Mendus adds that “love is not love which allows in advance that it will so alter.”Footnote33 Her distinction is a distinction in intentions, between relations that are intended as conditional and those with no intended condition. The Rabbis are concerned with the de re distinction, between love which is in fact conditional on something we can point to, and love which is in fact not conditional on any particular fact about the world or the lovers. Mendus wants us to be willing to make unconditional commitments, the Rabbis want us to cease from meditating on conditions for the relations which we are already living: Don’t feel that something is missing, they counsel, if you don’t have any particular beliefs about why your loved one is lovable: you don’t want to make your tie to them contingent on the truth of a belief.Footnote34 This is the objection to rationalism in the name of human nature: the existence of the community cannot be dependent just on shared things, but on a willingness to continue the relations that constitute the community in the face of conflicting beliefs and judgments. Yet the Platonist is also right to an extent: some love is the love contingent on qualities, facts, or other predicates. This is why communities defend themselves against changes in opinion, lest their own ties of affection be overcome by newly presented facts.

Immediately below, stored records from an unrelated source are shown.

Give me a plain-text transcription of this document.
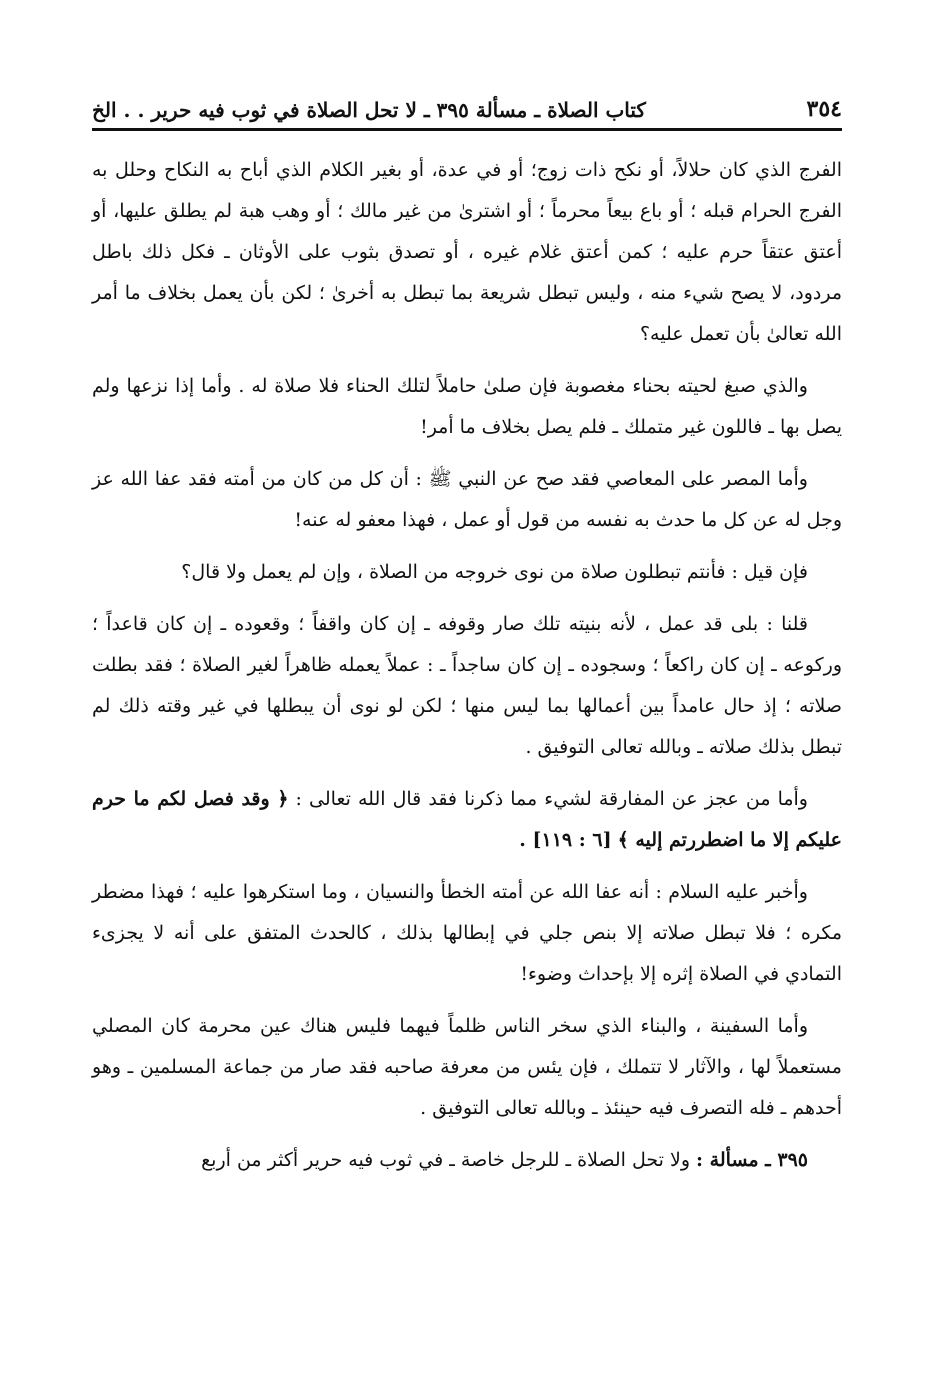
٣٥٤
كتاب الصلاة ـ مسألة ٣٩٥ ـ لا تحل الصلاة في ثوب فيه حرير . . الخ

الفرج الذي كان حلالاً، أو نكح ذات زوج؛ أو في عدة، أو بغير الكلام الذي أباح به النكاح وحلل به الفرج الحرام قبله ؛ أو باع بيعاً محرماً ؛ أو اشترىٰ من غير مالك ؛ أو وهب هبة لم يطلق عليها، أو أعتق عتقاً حرم عليه ؛ كمن أعتق غلام غيره ، أو تصدق بثوب على الأوثان ـ فكل ذلك باطل مردود، لا يصح شيء منه ، وليس تبطل شريعة بما تبطل به أخرىٰ ؛ لكن بأن يعمل بخلاف ما أمر الله تعالىٰ بأن تعمل عليه؟

والذي صبغ لحيته بحناء مغصوبة فإن صلىٰ حاملاً لتلك الحناء فلا صلاة له . وأما إذا نزعها ولم يصل بها ـ فاللون غير متملك ـ فلم يصل بخلاف ما أمر!

وأما المصر على المعاصي فقد صح عن النبي ﷺ : أن كل من كان من أمته فقد عفا الله عز وجل له عن كل ما حدث به نفسه من قول أو عمل ، فهذا معفو له عنه!

فإن قيل : فأنتم تبطلون صلاة من نوى خروجه من الصلاة ، وإن لم يعمل ولا قال؟

قلنا : بلى قد عمل ، لأنه بنيته تلك صار وقوفه ـ إن كان واقفاً ؛ وقعوده ـ إن كان قاعداً ؛ وركوعه ـ إن كان راكعاً ؛ وسجوده ـ إن كان ساجداً ـ : عملاً يعمله ظاهراً لغير الصلاة ؛ فقد بطلت صلاته ؛ إذ حال عامداً بين أعمالها بما ليس منها ؛ لكن لو نوى أن يبطلها في غير وقته ذلك لم تبطل بذلك صلاته ـ وبالله تعالى التوفيق .

وأما من عجز عن المفارقة لشيء مما ذكرنا فقد قال الله تعالى : ﴿ وقد فصل لكم ما حرم عليكم إلا ما اضطررتم إليه ﴾ [٦ : ١١٩] .

وأخبر عليه السلام : أنه عفا الله عن أمته الخطأ والنسيان ، وما استكرهوا عليه ؛ فهذا مضطر مكره ؛ فلا تبطل صلاته إلا بنص جلي في إبطالها بذلك ، كالحدث المتفق على أنه لا يجزىء التمادي في الصلاة إثره إلا بإحداث وضوء!

وأما السفينة ، والبناء الذي سخر الناس ظلماً فيهما فليس هناك عين محرمة كان المصلي مستعملاً لها ، والآثار لا تتملك ، فإن يئس من معرفة صاحبه فقد صار من جماعة المسلمين ـ وهو أحدهم ـ فله التصرف فيه حينئذ ـ وبالله تعالى التوفيق .

٣٩٥ ـ مسألة : ولا تحل الصلاة ـ للرجل خاصة ـ في ثوب فيه حرير أكثر من أربع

The most profoundly rooted and lasting human relations frame rational action—that is, structure the arena for rational action—and so cannot be subordinated to the practices of acting reasonably that occur within them. Evaluations, justifications, and values are considered as reasons for action within a framework of human relations. This is not to say that these frameworks are immutable, as Mendus has explained to us, but it is to say that the activity of giving reasons, of reasoning together in speech, cannot explain or justify the alteration of these frameworks. In regard to the relations into which we are thrown, “what we find words for is that for which we no longer have use in our own hearts,” as Nietzsche wrote in Twilight of the Idols.Footnote35 It is not so much that our choices are constrained by our roles as citizen, parent, spouse, or child of elderly parents, as that the possibilities that constitute ethical life are our possibilities for action given those relations—these are bonds we can break, betray, or deny but cannot annihilate.

I turned from philosophy to Hebrew revelation to show the place of particularizing affection. Particularizing affection does not, as we have seen, play a central role in the arguments of ancient writers on friendship. Yet the thrust of their arguments can only be understood once we reconstruct the conversational context, and in that context particularizing affection is always present silently and sometimes explicitly. The detour through Christian and Jewish thinking on love was necessary in order to bring into focus what for the ancient writers on friendship was present only as background, namely, the web of human relations in which each of us already lives. Some people are related to me in a way that is peculiar to me: they are my own. As Aristotle states in his critique of Platonic communism in the Politics, “there are two [predicates] above all that make human beings care and love, [namely] being one’s own and being worthy of liking.”Footnote36 The relations (philiai) in which we are thrown together with what is our own, escape Nygren’s dichotomy between eros and agapē. Unlike eros, these relations are not determined by the erotic desire to possess the beautiful for oneself. Unlike agapē, which does not discriminate, these relations discriminate between those to whom we are related in these ways, and the rest of humanity to whom we are not.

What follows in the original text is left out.